Parce que sortir son épingle du jeu avec une pirouette est plus commode que d’affronter la discussion, qui parfois aurait juste lieu parce que les protagonistes sont sur les dents pour une raison ou une autre, et franchement de temps en temps tout le monde en sort gagnant. Quelque temps après la bataille, on peut même en rire (très bien ça l’humour pour dédramatiser le mensonge 😉). En même temps c’est délicat et subtil, voire respectueux. Á l’autre d’être suffisamment fin, à la troisième tartuferie, pour ne pas insister, c’est élégant…

6- C’est qu’on est poussé au delà de nos limites par un amour conditionnel

Ha, alors là c’est du lourd… eh oui, si finalement c’était de la faute de l’autre ?!?
De quoi on parle d’abord, c’était quoi le contrat, et cette réalité qu’on veut me soustraire ? Suis-je libre d’avouer sans me désavouer ? M’a-t-on imposé une vérité avec laquelle dans le fond je ne suis pas tout à fait d’accord ? Que je ne peux que vivre en cachette ? Est-ce que l’autre, à grand renfort de chantage affectif m’a imposé des règles que je n’arrive pas à suivre, même si je l’aimais tellement que je lui ai dit que j’étais d’accord ? Alors je mens, car c’est ça, où la fin de notre histoire. Parfois il est difficile de rester à la fois fidèle à soi-même et à l’autre…
Alors ? À qui la faute ?
À l’autre, indubitablement. Il est très difficile de faillir à cette attente, à cette barre haute qu’on a pensé que je méritais ; on pourrait dire que c’est lâche, mais peut-être que la tâche est trop ardue.
Là, c’est l’autre qui n’est pas assez tolérant, car il ne veut pas voir, il ne veut pas accepter que moi je suis différent, que j’ai besoin de faire ceci, ou de ne pas le faire, sinon c’est moi-même que je désavoue. Mais moi je l’aiiiiimeeeee. Alors quel choix me reste-t-il ? Te désavouer ou me désavouer - c’est pas cool. Tu m’imposes une règle dans la relation indépendamment de ma capacité à pouvoir la respecter, la tolérer.
Égoïsme ? Besoin de stabilité ? Faiblesse du menteur au moment de se voir imposer un point de vue ? Difficile à dire, surtout que ça peut changer dans le temps…
Peut-être que, quand on soupçonne ou qu’on découvre un mensonge chez l’autre, c’est un bon moment pour se remettre soi-même en question et réfléchir aux ultimatums et impératifs qu’on lui a imposé, convoquer la bienveillance qui est au sein de notre amour pour lui.elle, et comprendre, pardonner, assouplir. En tous cas parler. Le mensonge de l’autre, c’est un signe qu’on a dépassé les limites. Il faut faire confiance au mensonge, accepter qu’en cas de mensonge c’est peut-être moi qui suis allé.e trop loin. Si j’impose à l’autre quelque chose qu’il n’est pas à même de respecter, j’ai cherché le mensonge, c’est de ma faute.

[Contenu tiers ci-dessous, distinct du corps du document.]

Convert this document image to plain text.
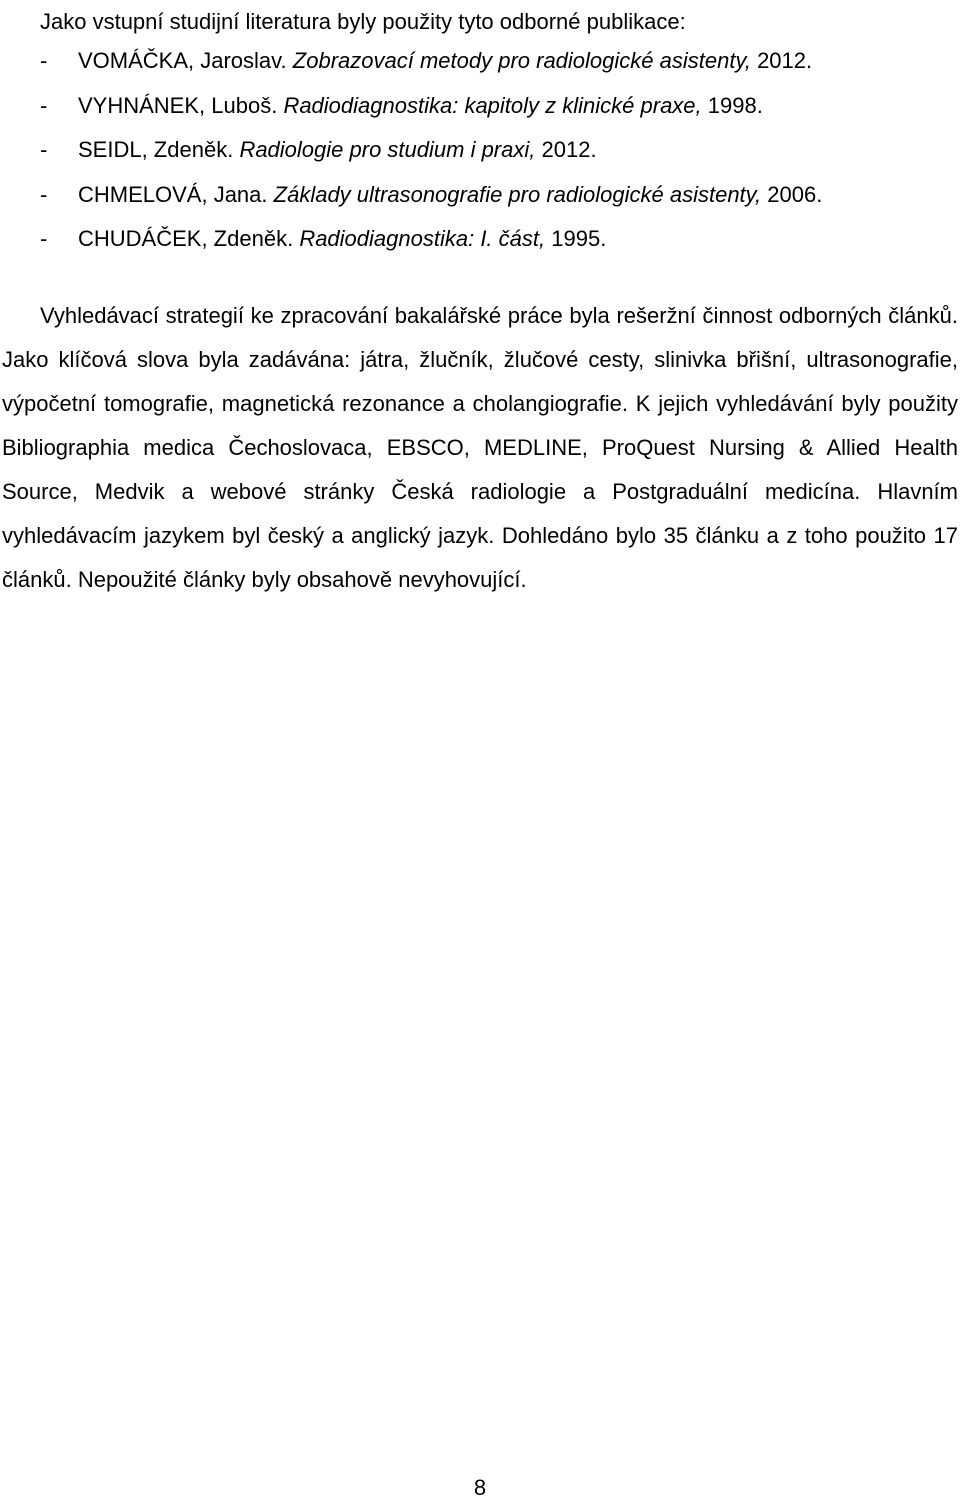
Jako vstupní studijní literatura byly použity tyto odborné publikace:
- VOMÁČKA, Jaroslav. Zobrazovací metody pro radiologické asistenty, 2012.
- VYHNÁNEK, Luboš. Radiodiagnostika: kapitoly z klinické praxe, 1998.
- SEIDL, Zdeněk. Radiologie pro studium i praxi, 2012.
- CHMELOVÁ, Jana. Základy ultrasonografie pro radiologické asistenty, 2006.
- CHUDÁČEK, Zdeněk. Radiodiagnostika: I. část, 1995.

Vyhledávací strategií ke zpracování bakalářské práce byla rešeržní činnost odborných článků. Jako klíčová slova byla zadávána: játra, žlučník, žlučové cesty, slinivka břišní, ultrasonografie, výpočetní tomografie, magnetická rezonance a cholangiografie. K jejich vyhledávání byly použity Bibliographia medica Čechoslovaca, EBSCO, MEDLINE, ProQuest Nursing & Allied Health Source, Medvik a webové stránky Česká radiologie a Postgraduální medicína. Hlavním vyhledávacím jazykem byl český a anglický jazyk. Dohledáno bylo 35 článku a z toho použito 17 článků. Nepoužité články byly obsahově nevyhovující.

8
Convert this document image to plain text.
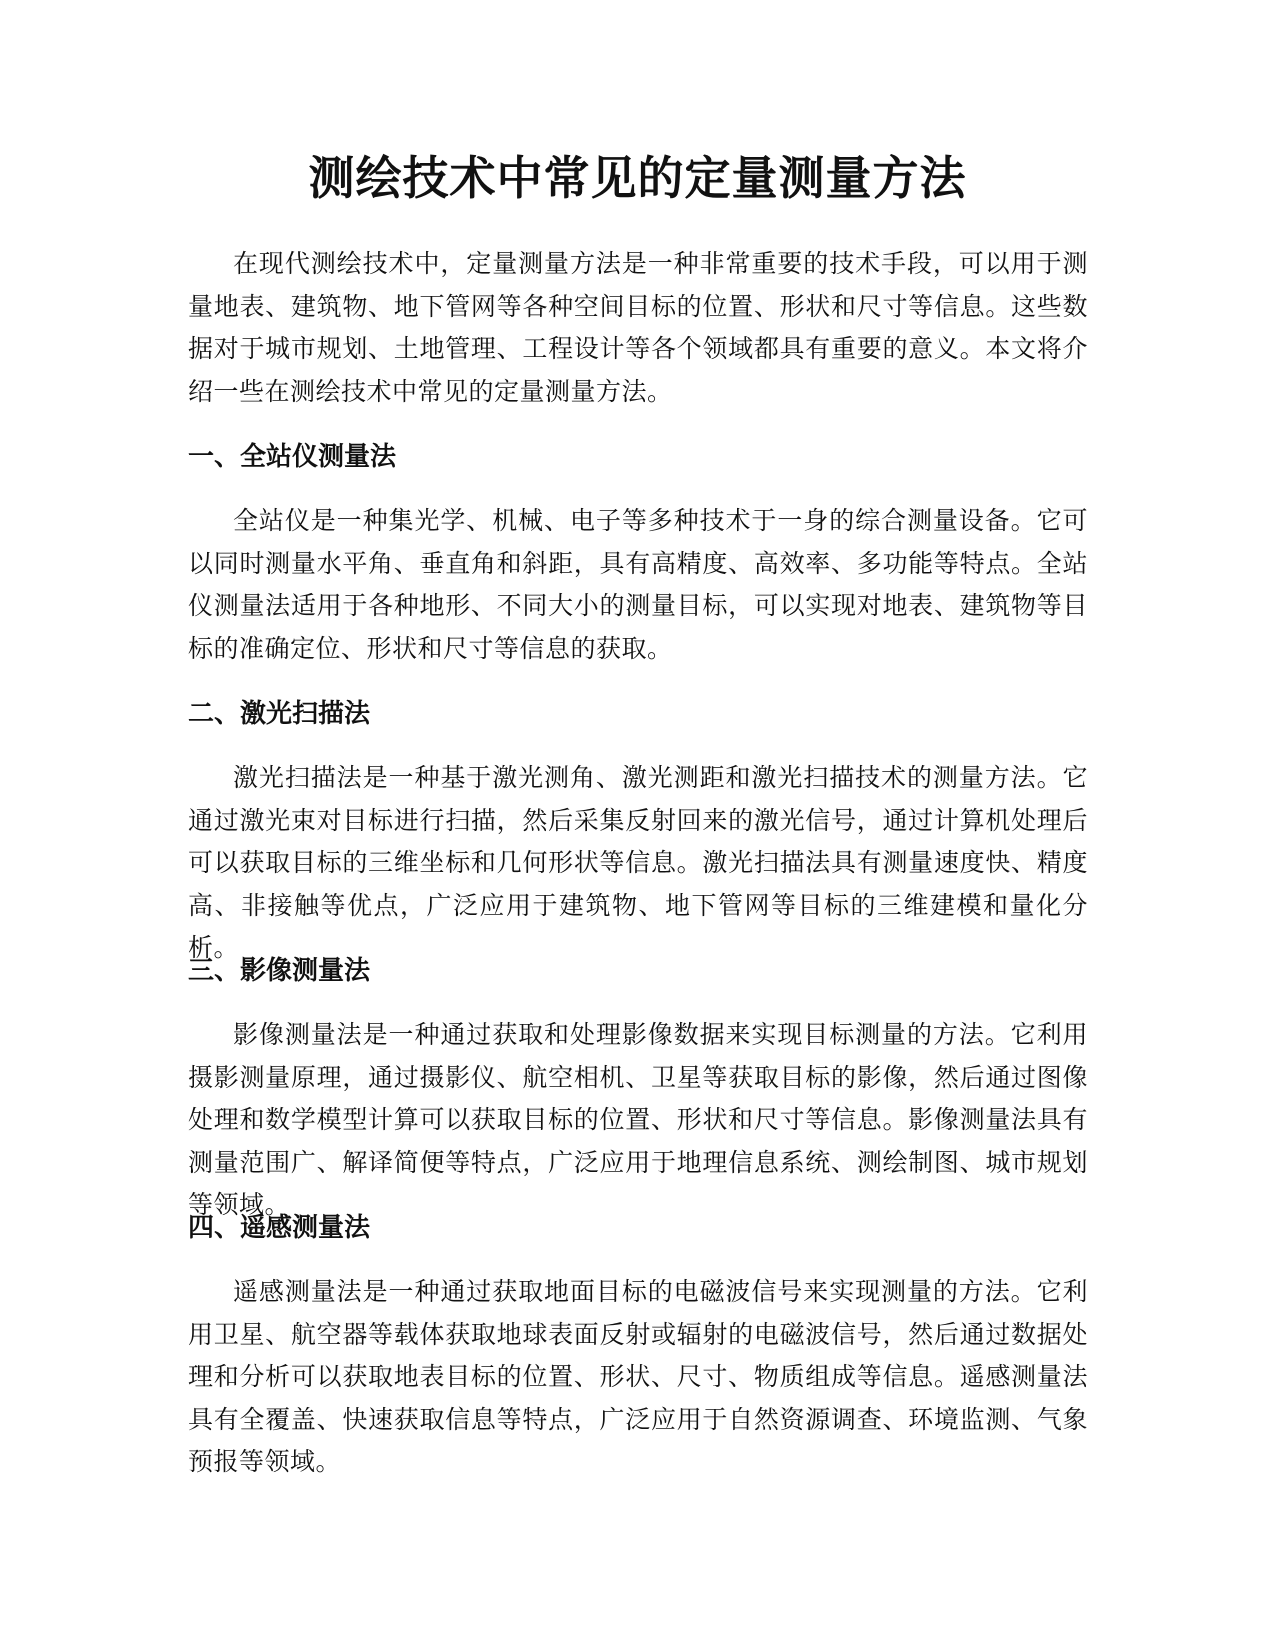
测绘技术中常见的定量测量方法

在现代测绘技术中，定量测量方法是一种非常重要的技术手段，可以用于测量地表、建筑物、地下管网等各种空间目标的位置、形状和尺寸等信息。这些数据对于城市规划、土地管理、工程设计等各个领域都具有重要的意义。本文将介绍一些在测绘技术中常见的定量测量方法。

一、全站仪测量法

全站仪是一种集光学、机械、电子等多种技术于一身的综合测量设备。它可以同时测量水平角、垂直角和斜距，具有高精度、高效率、多功能等特点。全站仪测量法适用于各种地形、不同大小的测量目标，可以实现对地表、建筑物等目标的准确定位、形状和尺寸等信息的获取。

二、激光扫描法

激光扫描法是一种基于激光测角、激光测距和激光扫描技术的测量方法。它通过激光束对目标进行扫描，然后采集反射回来的激光信号，通过计算机处理后可以获取目标的三维坐标和几何形状等信息。激光扫描法具有测量速度快、精度高、非接触等优点，广泛应用于建筑物、地下管网等目标的三维建模和量化分析。

三、影像测量法

影像测量法是一种通过获取和处理影像数据来实现目标测量的方法。它利用摄影测量原理，通过摄影仪、航空相机、卫星等获取目标的影像，然后通过图像处理和数学模型计算可以获取目标的位置、形状和尺寸等信息。影像测量法具有测量范围广、解译简便等特点，广泛应用于地理信息系统、测绘制图、城市规划等领域。

四、遥感测量法

遥感测量法是一种通过获取地面目标的电磁波信号来实现测量的方法。它利用卫星、航空器等载体获取地球表面反射或辐射的电磁波信号，然后通过数据处理和分析可以获取地表目标的位置、形状、尺寸、物质组成等信息。遥感测量法具有全覆盖、快速获取信息等特点，广泛应用于自然资源调查、环境监测、气象预报等领域。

Confiance, transparence, authenticité, bienveillance, honnêteté, fidélité, sincérité et loyauté.
On veillera cependant à ne pas mettre dans le même panier tous ces concepts…
La transparence, l’authenticité ou la sincérité sont des revendications qui s’opposent à la confiance. Déjà ça pue…
Honnête, fidèle, loyal sont des valeurs qui dans l’absolu n’ont pas de sens. Elles doivent s’appuyer sur une vérité, un principe, une règle. Qui est forcément subjective, tant qu’elle n’est pas accordée, ou consentie à demi-mot entre les parties (“Qui ne dit mot consent” ?!? C’est quoi ce proverbe débile, décidément il est vraiment temps de changer de siècle 😡).
Et quand bien même.
Ce sont des exigences qui reflètent la peur de ne pas pouvoir maîtriser l’autre. On croit que si l’autre est tout ça, alors on se laissera moins surprendre, c’est comme si on avait souscrit à une assurance - satisfait ou remboursé, sans franchise. C’est l’illusion de l’hégémonie que nous confère le couple EMU (Exclusif, Monogame, Ultime cf Richard Mèmeteau). L’annihilation du risque, mais aussi de la surprise, de la spécificité de l’autre dans sa différence d’être, sa possibilité d’action et de réaction, de devenir (T’approche pas trop je t’aime).
On pourrait parler de confiance bienveillante… J’aime bien moi confiance bienveillante… ça veut dire “tu sais que je sais, c’est pas trop grave, mais faut pas pousser”. C’est le flou, la marge de manœuvre, l’ivresse autour de la relation qui permet la souplesse, l’indéfini, le possible, la liberté de s’essayer autre, l’inédit, mais en prenant aussi l’autre en compte, avec bienveillance, respect.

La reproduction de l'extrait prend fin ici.